Crime victims are currently being given the right to participate in criminal prosecutions at both the sentencing and plea bargaining stages. These are important steps in a criminal prosecution, but both the sentence and the plea bargain are dependent on the initial charging decision which determines what crime is to be prosecuted or whether there is to be any prosecution at all. As a prerequisite to both a plea bargain or a sentence, the charging decision is the crux of the prosecution.
Given the importance of the charging decision, and the fact that some jurisdictions have granted victims a right to participate in plea bargains and sentencing, should victims also have a right to participate in the charging decision?
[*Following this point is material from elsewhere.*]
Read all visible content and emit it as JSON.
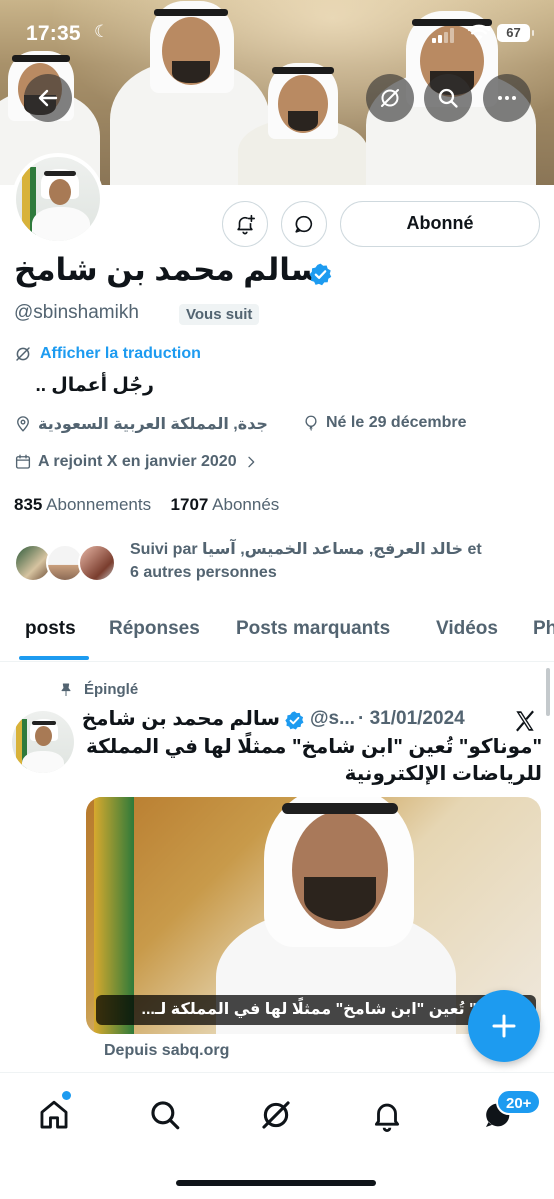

Although providing information to victims about the charging decision has been endorsed, there is resistance to victim participation in the decision. This resistance to victim participation is implicit, without explanation. While the resistance to the idea of victim participation may simply be the product of a conservative bias against change, it is more likely born of suspicion that the concern for victims' rights is a pretext to limit defendants' rights and implement prosecution oriented changes in the system.
This Article examines whether victims should be accorded a right to participate formally in the charging decision. The perspective is primarily utilitarian, the premise being that if victim participation is, on balance, useful, there is no reason to reject it. The Article begins by assessing the costs and benefits of victim participation in the charging decision. The first section analyzes the parties' interests in the charging decision, and the impact establishing a victim's participation right has on those interests. The second section examines the current role of victims in the charging decision. The third section analyzes the source of the charging decision, the prosecutor, and limits on the prosecutor's discretion. The fourth section defines a method of according victims a right to participate in the charging decision. The Article concludes that victim participation in the charging decision can be useful if the right to participate in the decision-making process is carefully designed.